Worst Jokes Ever

Worst Jokes Ever

How many Senators fans does it take to change a light bulb?

All 3 of them.

Hockey for life!

What falls first, an apple or an Emo kid?

An apple, because the Emo has a rope holding them.

I saw some terrorists on Family Feud. It looked like they had three strikes!

Jonny went to Disney and they had sour balls. He asked the cashier for some and he pulled down his pants.

You look like a cow went through puberty, put the milk before the cereal, then ate it with a fork with a little sprinkle of steak.

There were 5 people on an airplane.

1. The pilot 2. The businessman 3. The Minister 4. The school child 5. The Smartest person in the world

The plane takes off, a good, solid 1 hour in. The pilot comes out and says, "OK guys, I have good news and bad news."

"Bad News is the plane is gonna crash. The good news is that I have 4 parachutes."

The pilot says to his passengers, "Well I'm a pilot, I fly planes.
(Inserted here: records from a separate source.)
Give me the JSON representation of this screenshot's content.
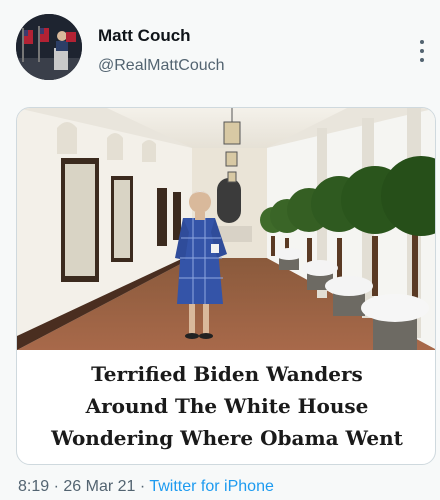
{
  "author": {
    "display_name": "Matt Couch",
    "handle": "@RealMattCouch",
    "avatar_icon": "profile-photo-podium"
  },
  "more_icon": "vertical-ellipsis-icon",
  "card": {
    "image_icon": "photo-man-in-robe-white-house-colonnade",
    "headline_lines": [
      "Terrified Biden Wanders",
      "Around The White House",
      "Wondering Where Obama Went"
    ]
  },
  "meta": {
    "time": "8:19",
    "separator": "·",
    "date": "26 Mar 21",
    "source": "Twitter for iPhone"
  },
  "colors": {
    "background": "#f7f9f9",
    "secondary_text": "#536471",
    "link": "#1d9bf0"
  }
}
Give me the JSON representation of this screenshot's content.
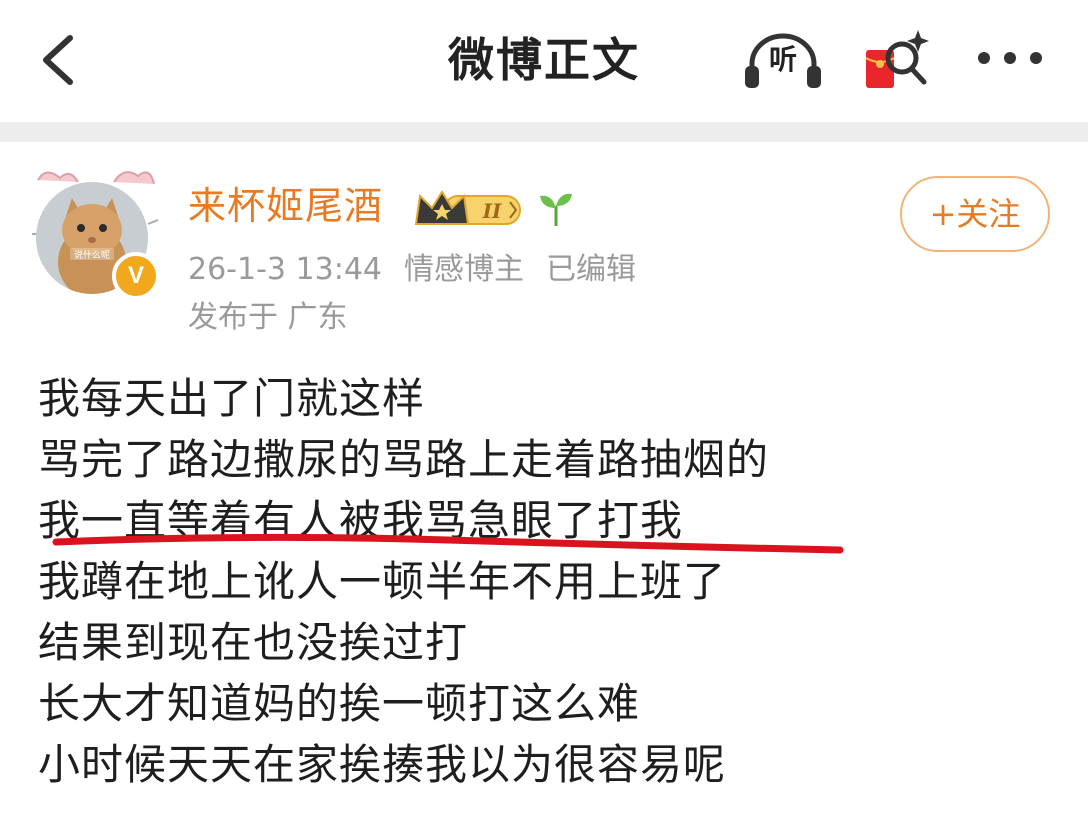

People depend on me!" Took a parachute and went out.

The businessman stands up and says, "Well I'm a businessman, I run companies!" Took a parachute and went out.
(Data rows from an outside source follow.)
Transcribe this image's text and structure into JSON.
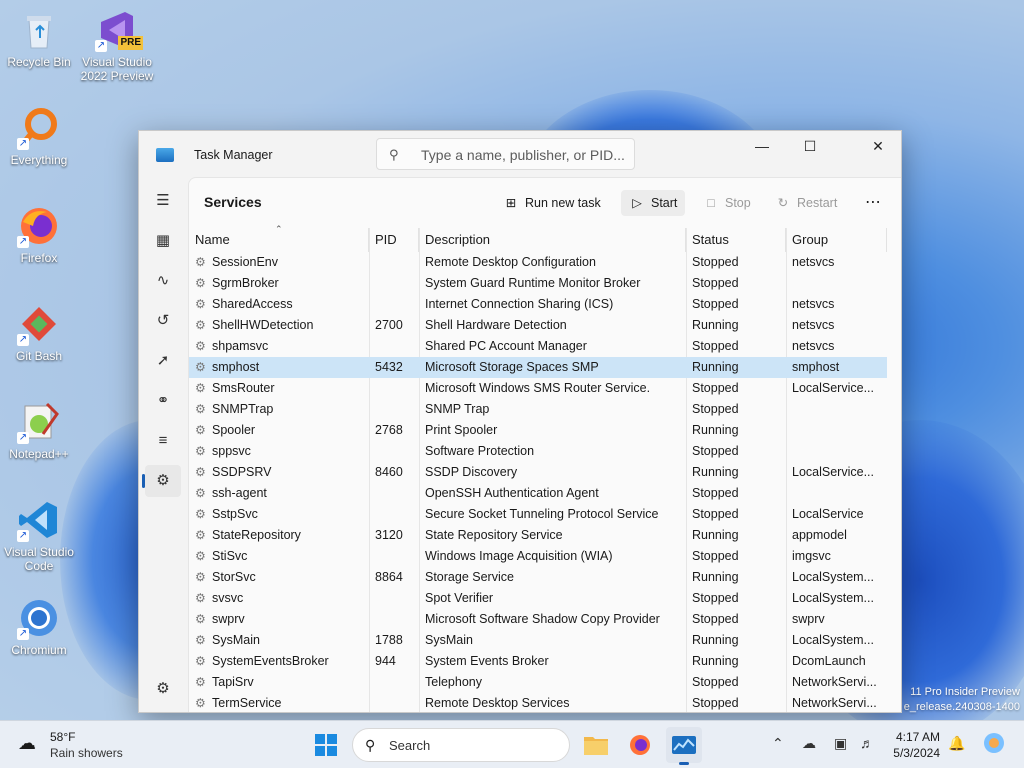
{
  "desktop": {
    "icons": [
      {
        "label": "Recycle Bin",
        "icon": "recycle-bin-icon"
      },
      {
        "label": "Visual Studio 2022 Preview",
        "icon": "visual-studio-preview-icon",
        "badge": "PRE"
      },
      {
        "label": "Everything",
        "icon": "everything-search-icon"
      },
      {
        "label": "Firefox",
        "icon": "firefox-icon"
      },
      {
        "label": "Git Bash",
        "icon": "git-bash-icon"
      },
      {
        "label": "Notepad++",
        "icon": "notepad-plus-plus-icon"
      },
      {
        "label": "Visual Studio Code",
        "icon": "vscode-icon"
      },
      {
        "label": "Chromium",
        "icon": "chromium-icon"
      }
    ],
    "watermark_line1": "11 Pro Insider Preview",
    "watermark_line2": "e_release.240308-1400"
  },
  "window": {
    "title": "Task Manager",
    "search_placeholder": "Type a name, publisher, or PID...",
    "page_title": "Services",
    "commands": {
      "run_new_task": "Run new task",
      "start": "Start",
      "stop": "Stop",
      "restart": "Restart"
    },
    "columns": [
      "Name",
      "PID",
      "Description",
      "Status",
      "Group"
    ],
    "rows": [
      {
        "name": "SessionEnv",
        "pid": "",
        "description": "Remote Desktop Configuration",
        "status": "Stopped",
        "group": "netsvcs"
      },
      {
        "name": "SgrmBroker",
        "pid": "",
        "description": "System Guard Runtime Monitor Broker",
        "status": "Stopped",
        "group": ""
      },
      {
        "name": "SharedAccess",
        "pid": "",
        "description": "Internet Connection Sharing (ICS)",
        "status": "Stopped",
        "group": "netsvcs"
      },
      {
        "name": "ShellHWDetection",
        "pid": "2700",
        "description": "Shell Hardware Detection",
        "status": "Running",
        "group": "netsvcs"
      },
      {
        "name": "shpamsvc",
        "pid": "",
        "description": "Shared PC Account Manager",
        "status": "Stopped",
        "group": "netsvcs"
      },
      {
        "name": "smphost",
        "pid": "5432",
        "description": "Microsoft Storage Spaces SMP",
        "status": "Running",
        "group": "smphost"
      },
      {
        "name": "SmsRouter",
        "pid": "",
        "description": "Microsoft Windows SMS Router Service.",
        "status": "Stopped",
        "group": "LocalService..."
      },
      {
        "name": "SNMPTrap",
        "pid": "",
        "description": "SNMP Trap",
        "status": "Stopped",
        "group": ""
      },
      {
        "name": "Spooler",
        "pid": "2768",
        "description": "Print Spooler",
        "status": "Running",
        "group": ""
      },
      {
        "name": "sppsvc",
        "pid": "",
        "description": "Software Protection",
        "status": "Stopped",
        "group": ""
      },
      {
        "name": "SSDPSRV",
        "pid": "8460",
        "description": "SSDP Discovery",
        "status": "Running",
        "group": "LocalService..."
      },
      {
        "name": "ssh-agent",
        "pid": "",
        "description": "OpenSSH Authentication Agent",
        "status": "Stopped",
        "group": ""
      },
      {
        "name": "SstpSvc",
        "pid": "",
        "description": "Secure Socket Tunneling Protocol Service",
        "status": "Stopped",
        "group": "LocalService"
      },
      {
        "name": "StateRepository",
        "pid": "3120",
        "description": "State Repository Service",
        "status": "Running",
        "group": "appmodel"
      },
      {
        "name": "StiSvc",
        "pid": "",
        "description": "Windows Image Acquisition (WIA)",
        "status": "Stopped",
        "group": "imgsvc"
      },
      {
        "name": "StorSvc",
        "pid": "8864",
        "description": "Storage Service",
        "status": "Running",
        "group": "LocalSystem..."
      },
      {
        "name": "svsvc",
        "pid": "",
        "description": "Spot Verifier",
        "status": "Stopped",
        "group": "LocalSystem..."
      },
      {
        "name": "swprv",
        "pid": "",
        "description": "Microsoft Software Shadow Copy Provider",
        "status": "Stopped",
        "group": "swprv"
      },
      {
        "name": "SysMain",
        "pid": "1788",
        "description": "SysMain",
        "status": "Running",
        "group": "LocalSystem..."
      },
      {
        "name": "SystemEventsBroker",
        "pid": "944",
        "description": "System Events Broker",
        "status": "Running",
        "group": "DcomLaunch"
      },
      {
        "name": "TapiSrv",
        "pid": "",
        "description": "Telephony",
        "status": "Stopped",
        "group": "NetworkServi..."
      },
      {
        "name": "TermService",
        "pid": "",
        "description": "Remote Desktop Services",
        "status": "Stopped",
        "group": "NetworkServi..."
      }
    ],
    "selected_row": "smphost"
  },
  "taskbar": {
    "weather_temp": "58°F",
    "weather_condition": "Rain showers",
    "search_label": "Search",
    "time": "4:17 AM",
    "date": "5/3/2024"
  },
  "colors": {
    "accent": "#1a5fb4",
    "selection": "#cce4f7"
  }
}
The smartest person in the world stands up and says, "I'm the smartest person in the world. No one is smarter than me!" Took a parachute and went out.
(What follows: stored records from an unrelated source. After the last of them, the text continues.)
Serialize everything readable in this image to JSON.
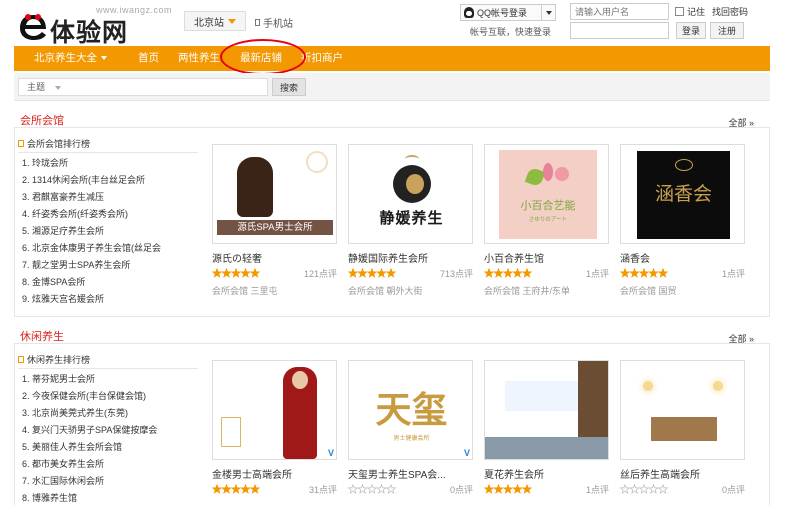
{
  "header": {
    "logo_url": "www.iwangz.com",
    "logo_text": "体验网",
    "city": "北京站",
    "mobile_link": "手机站",
    "qq_login": "QQ帐号登录",
    "qq_note": "帐号互联，快速登录",
    "username_placeholder": "请输入用户名",
    "remember": "记住",
    "find_password": "找回密码",
    "login": "登录",
    "register": "注册"
  },
  "nav": {
    "items": [
      "北京养生大全",
      "首页",
      "两性养生",
      "最新店铺",
      "折扣商户"
    ]
  },
  "search": {
    "select_value": "主题",
    "button": "搜索"
  },
  "sections": [
    {
      "title": "会所会馆",
      "all_label": "全部 »",
      "rank_title": "会所会馆排行榜",
      "rank": [
        "1. 玲珑会所",
        "2. 1314休闲会所(丰台丝足会所",
        "3. 君麒富豪养生减压",
        "4. 纤姿秀会所(纤姿秀会所)",
        "5. 湘源足疗养生会所",
        "6. 北京金体康男子养生会馆(丝足会",
        "7. 靓之堂男士SPA养生会所",
        "8. 金博SPA会所",
        "9. 炫雅天宫名媛会所"
      ],
      "cards": [
        {
          "name": "源氏の轻奢",
          "count": "121点评",
          "meta": "会所会馆 三里屯",
          "rating": 5,
          "image_label": "源氏SPA男士会所"
        },
        {
          "name": "静媛国际养生会所",
          "count": "713点评",
          "meta": "会所会馆 朝外大街",
          "rating": 5,
          "image_label": "静媛养生"
        },
        {
          "name": "小百合养生馆",
          "count": "1点评",
          "meta": "会所会馆 王府井/东单",
          "rating": 5,
          "image_label": "小百合艺能",
          "image_sub": "さゆりのアート"
        },
        {
          "name": "涵香会",
          "count": "1点评",
          "meta": "会所会馆 国贸",
          "rating": 5,
          "image_label": "涵香会"
        }
      ]
    },
    {
      "title": "休闲养生",
      "all_label": "全部 »",
      "rank_title": "休闲养生排行榜",
      "rank": [
        "1. 蒂芬妮男士会所",
        "2. 今夜保健会所(丰台保健会馆)",
        "3. 北京尚美莞式养生(东莞)",
        "4. 复兴门天骄男子SPA保健按摩会",
        "5. 美丽佳人养生会所会馆",
        "6. 都市美女养生会所",
        "7. 水汇国际休闲会所",
        "8. 博雅养生馆"
      ],
      "cards": [
        {
          "name": "金楼男士高端会所",
          "count": "31点评",
          "meta": "",
          "rating": 5,
          "verified": "V"
        },
        {
          "name": "天玺男士养生SPA会...",
          "count": "0点评",
          "meta": "",
          "rating": 0,
          "verified": "V",
          "image_label": "天玺",
          "image_sub": "男士健康会所"
        },
        {
          "name": "夏花养生会所",
          "count": "1点评",
          "meta": "",
          "rating": 5
        },
        {
          "name": "丝后养生高端会所",
          "count": "0点评",
          "meta": "",
          "rating": 0
        }
      ]
    }
  ],
  "colors": {
    "nav_bg": "#f39800",
    "section_title": "#d8241d",
    "star": "#f39800",
    "highlight_circle": "#e60012"
  }
}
Now the minister says to the school child, "Well God has given me a good life. I want you to take the last parachute," and the school child has a massive smile on her face and starts laughing all of the sudden and the minister says, "Why are you smiling?! We're about to die!!!!"

And the school child says to the minister, "Well actually [we're] not gonna die because there are still 2 parachutes left because the smartest person in the world just took my school bag!"